Ce constat étant fait deux stratégies sont mises en place, l’atténuation et l’adaptation.
La première consiste à diminuer les émissions de CO2, par exemple en allégeant les bouteilles (gain à la production et lors du transport) ou en stockant le carbone dans le sol en broyant sur place les déchets de taille.
La seconde passe notamment par la recherche par croisements de nouvelles variétés de vignes, processus très long et délicat, de nouvelles façons culturales, l’adaptation des horaires de travail des vendangeurs et même l’emploi de caisses blanches qui limitent l’échauffement du raisin coupé.

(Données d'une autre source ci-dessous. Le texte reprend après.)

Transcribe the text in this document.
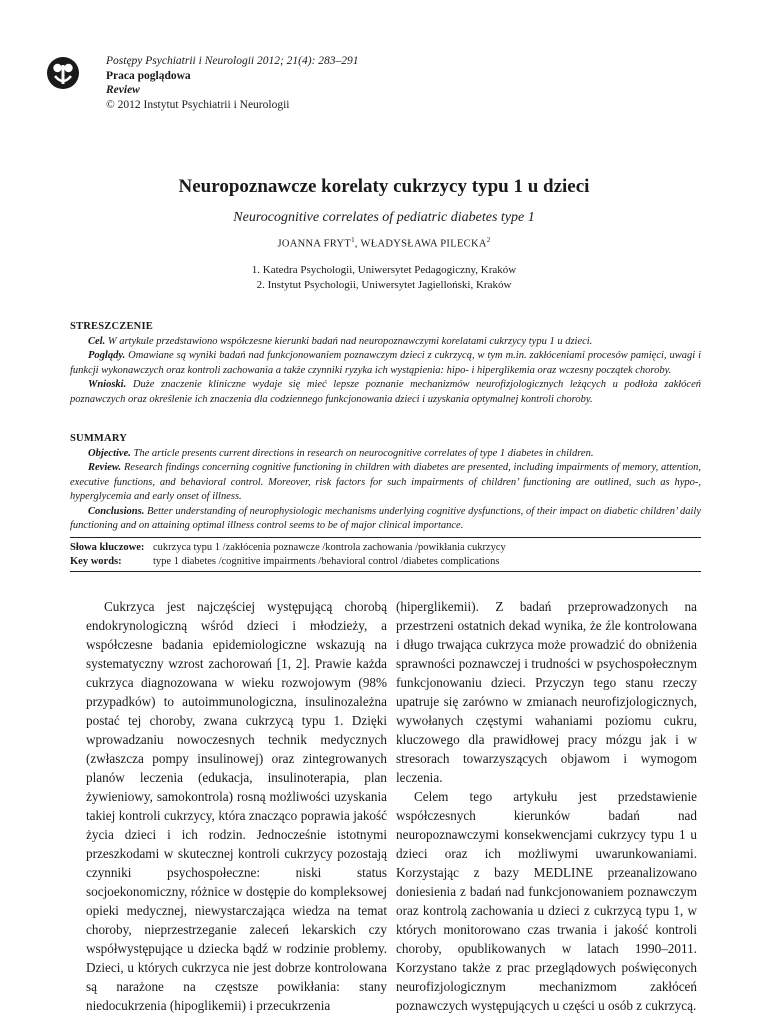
Postępy Psychiatrii i Neurologii 2012; 21(4): 283–291
Praca poglądowa
Review
© 2012 Instytut Psychiatrii i Neurologii
Neuropoznawcze korelaty cukrzycy typu 1 u dzieci
Neurocognitive correlates of pediatric diabetes type 1
JOANNA FRYT$^1$, WŁADYSŁAWA PILECKA$^2$
1. Katedra Psychologii, Uniwersytet Pedagogiczny, Kraków
2. Instytut Psychologii, Uniwersytet Jagielloński, Kraków
STRESZCZENIE

Cel. W artykule przedstawiono współczesne kierunki badań nad neuropoznawczymi korelatami cukrzycy typu 1 u dzieci.

Poglądy. Omawiane są wyniki badań nad funkcjonowaniem poznawczym dzieci z cukrzycą, w tym m.in. zakłóceniami procesów pamięci, uwagi i funkcji wykonawczych oraz kontroli zachowania a także czynniki ryzyka ich wystąpienia: hipo- i hiperglikemia oraz wczesny początek choroby.

Wnioski. Duże znaczenie kliniczne wydaje się mieć lepsze poznanie mechanizmów neurofizjologicznych leżących u podłoża zakłóceń poznawczych oraz określenie ich znaczenia dla codziennego funkcjonowania dzieci i uzyskania optymalnej kontroli choroby.

SUMMARY

Objective. The article presents current directions in research on neurocognitive correlates of type 1 diabetes in children.

Review. Research findings concerning cognitive functioning in children with diabetes are presented, including impairments of memory, attention, executive functions, and behavioral control. Moreover, risk factors for such impairments of children’ functioning are outlined, such as hypo-, hyperglycemia and early onset of illness.

Conclusions. Better understanding of neurophysiologic mechanisms underlying cognitive dysfunctions, of their impact on diabetic children’ daily functioning and on attaining optimal illness control seems to be of major clinical importance.

Słowa kluczowe: cukrzyca typu 1 /zakłócenia poznawcze /kontrola zachowania /powikłania cukrzycy
Key words:	type 1 diabetes /cognitive impairments /behavioral control /diabetes complications

Cukrzyca jest najczęściej występującą chorobą endokrynologiczną wśród dzieci i młodzieży, a współczesne badania epidemiologiczne wskazują na systematyczny wzrost zachorowań [1, 2]. Prawie każda cukrzyca diagnozowana w wieku rozwojowym (98% przypadków) to autoimmunologiczna, insulinozależna postać tej choroby, zwana cukrzycą typu 1. Dzięki wprowadzaniu nowoczesnych technik medycznych (zwłaszcza pompy insulinowej) oraz zintegrowanych planów leczenia (edukacja, insulinoterapia, plan żywieniowy, samokontrola) rosną możliwości uzyskania takiej kontroli cukrzycy, która znacząco poprawia jakość życia dzieci i ich rodzin. Jednocześnie istotnymi przeszkodami w skutecznej kontroli cukrzycy pozostają czynniki psychospołeczne: niski status socjoekonomiczny, różnice w dostępie do kompleksowej opieki medycznej, niewystarczająca wiedza na temat choroby, nieprzestrzeganie zaleceń lekarskich czy współwystępujące u dziecka bądź w rodzinie problemy. Dzieci, u których cukrzyca nie jest dobrze kontrolowana są narażone na częstsze powikłania: stany niedocukrzenia (hipoglikemii) i przecukrzenia

(hiperglikemii). Z badań przeprowadzonych na przestrzeni ostatnich dekad wynika, że źle kontrolowana i długo trwająca cukrzyca może prowadzić do obniżenia sprawności poznawczej i trudności w psychospołecznym funkcjonowaniu dzieci. Przyczyn tego stanu rzeczy upatruje się zarówno w zmianach neurofizjologicznych, wywołanych częstymi wahaniami poziomu cukru, kluczowego dla prawidłowej pracy mózgu jak i w stresorach towarzyszących objawom i wymogom leczenia.

Celem tego artykułu jest przedstawienie współczesnych kierunków badań nad neuropoznawczymi konsekwencjami cukrzycy typu 1 u dzieci oraz ich możliwymi uwarunkowaniami. Korzystając z bazy MEDLINE przeanalizowano doniesienia z badań nad funkcjonowaniem poznawczym oraz kontrolą zachowania u dzieci z cukrzycą typu 1, w których monitorowano czas trwania i jakość kontroli choroby, opublikowanych w latach 1990–2011. Korzystano także z prac przeglądowych poświęconych neurofizjologicznym mechanizmom zakłóceń poznawczych występujących u części u osób z cukrzycą.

Parmi les nombreuses questions de l’assistance auxquelles M. Pauthier répond avec assurance et une pointe d’humour, le climato scepticisme, les vignes en Angleterre ou la « délocalisation de la Champagne », enfin l’irrigation, si bien que le mot de la fin revient à un auditeur qui estime qu’à ce train l’eau, du fait de sa rareté, va devenir plus chère que le champagne !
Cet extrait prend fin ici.